Perlukah Cinta Dijelaskan? Saya pecinta puisi Jalalludin Rumi, penyair sufi yang kejeniusannya telah membius dunia. Selalu terpesona dengan caranya merangkai kata. Ia seperti melihat ke taman sari, menemukan bunga-bunga cinta untuk ia susun menjadi kalimat indah. Membuat saya tercenung dan berpikir. Seperti dalam puisi Karena Cinta ini : Kerana cinta duri menjadi mawar. kerana cinta cuka menjelma jadi anggur segar.
Tapi saya adalah penikmat Rumi yang naif. Semua cinta yang lahir dari pemikirannya pasti soal cinta kepada Allah, sang pemilik alam semesta. Cinta yang takan lumer sekalipun semua berakhir. Dalam pemahaman saya Rumi dibawa ke bawah, ke tatanan relasi manusia. Bahkan kalau menukik lagi ke lembah, cinta antara lelaki dan perempuan.

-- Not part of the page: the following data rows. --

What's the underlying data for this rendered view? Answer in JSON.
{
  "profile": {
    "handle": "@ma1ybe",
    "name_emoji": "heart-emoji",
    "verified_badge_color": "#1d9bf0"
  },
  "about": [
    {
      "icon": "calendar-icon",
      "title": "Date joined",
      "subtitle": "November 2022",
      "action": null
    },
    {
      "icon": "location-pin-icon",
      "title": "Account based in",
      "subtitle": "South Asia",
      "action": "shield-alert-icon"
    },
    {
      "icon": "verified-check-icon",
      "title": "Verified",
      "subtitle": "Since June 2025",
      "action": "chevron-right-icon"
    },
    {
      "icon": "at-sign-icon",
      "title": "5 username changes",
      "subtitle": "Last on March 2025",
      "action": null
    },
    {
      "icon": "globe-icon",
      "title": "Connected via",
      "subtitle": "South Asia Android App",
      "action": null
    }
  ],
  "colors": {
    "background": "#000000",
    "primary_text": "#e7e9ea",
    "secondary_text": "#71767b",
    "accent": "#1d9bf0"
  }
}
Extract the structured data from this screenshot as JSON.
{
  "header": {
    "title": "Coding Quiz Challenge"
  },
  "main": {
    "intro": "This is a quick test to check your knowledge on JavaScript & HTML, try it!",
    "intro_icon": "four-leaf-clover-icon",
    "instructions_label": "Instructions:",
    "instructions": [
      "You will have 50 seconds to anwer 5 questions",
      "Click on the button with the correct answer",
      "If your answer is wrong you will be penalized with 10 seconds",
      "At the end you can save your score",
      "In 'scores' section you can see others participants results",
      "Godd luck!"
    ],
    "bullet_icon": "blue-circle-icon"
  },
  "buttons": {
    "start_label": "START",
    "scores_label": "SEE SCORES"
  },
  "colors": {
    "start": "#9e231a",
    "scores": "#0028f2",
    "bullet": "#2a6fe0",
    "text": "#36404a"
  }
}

Contohnya dalam puisi “Hasrat” di bait pertama ini “aku menginginkanmu lebih dari sekadar makanan dan minuman”. Itu kan pas banget ya dibawa ke suasana bila kita sedang jatuh cinta. Jelas banget Rumi sedang mengungkapkan cintanya kepada Allah karena di bait berikutnya ia menulis: “Aku bisa merasakan kehadiranmu di hatiku meskipun kau milik seluruh dunia”.
Baca juga: Rumi dan Law of Attractions
Tapi puisi adalah setumpuk kata yang lahir dari kebijaksanaan jiwa. Mengalir dari saluran hati bernama nurani. Maka menurut saya (lagi) puisi boleh diintreprestasikan lewat nalar rasa. Sangat dipengaruhi “Maqam” seseorang. Oh ya dalam tasawuf istilah “maqam”, maqam bukanlah berarti makam atau kuburan. Maqam merujuk pada tingkatan martabat seorang hamba terhadap khalikNy. Juga sesuatu tingkatan seorang sufi dalam perjalanan spritualnya kepada Allah.
Berarti semua orang berhak memaknai cinta. Jika terdapat ketidak setujuan tak perlu mengkritisi. Bila mereka melihat cinta yang diungkap Rumi adalah efek kasmaran antar dua anak manusia, lelaki dan perempuan, diaminkan saja. Toh Rumi pun pernah memuja gurunya Syams-e-Tabrīzī (atau Syams al-Din Mohammad ) sampai ia merasa gila saat gurunya tersebut pergi meninggalkannya.
Memang Syams pernah tinggal bersama Rumi di Konya, Turki saat ini, selama beberapa tahun. Dari sana Rumi mendapat pencerahan. Mereka pernah pula melakukan perjalanan bersama ke Damaskus di Suriah saat ini. Sampai saat ini banyak kesimpang siuran mengapa Syams meninggalkan Rumi. Satu yang jelas, Rumi patah hati akibat perpisahan tersebut. Puisi-puisinya yang memesona, yang dipuja-puja di seluruh dunia, banyak lahir dari masa-masa sulit tersebut.
Jadi Perlukah Cinta di Jelaskan?
Jadi perlukah cinta dijelaskan?
Menurut saya tidak perlu. Kalau berbakat seperti Rumi buat lah puisi, karya sastra atau hal lainnya sebagai ungkapan. Mendayu-dayu mengekplorasi perasaan dengan sarat makna. Karena penjelasan memerlukan logika.
Jadi sekali lagi perlukah cinta dijelaskan?
Dalam konteks relasi lelaki perempuan, cinta adalah perasaan yang dihadiahkan. Oleh Tuhan pada umat manusia. Bila mereka berpasangan agar mereka saling memiliki, saling memenuhi, saling pengertian, dan saling memberikan kasih sayang satu sama lain.
Di tataran ini idealnya cinta itu bersatunya dua hati. Itu lah mengapa cinta tidak bisa dipaksakan. Cinta hanya disebut saling memiliki jika kedua belah pihak ikhlas. Apa bila salah satu menolak untuk “saling” artinya cinta jadi tidak utuh. Mungkin di sini bisa disebut cinta yang ditolak atau cinta bertepuk sebelah tangan.
Jadi perlurkah cinta dijelaskan? Belajar dari Puisi Rumi, cinta tak perlu penjelasan. Hanya perlu dihayati. Mengambil hikmah dari pengaruhnya terhadap kehidupan kita.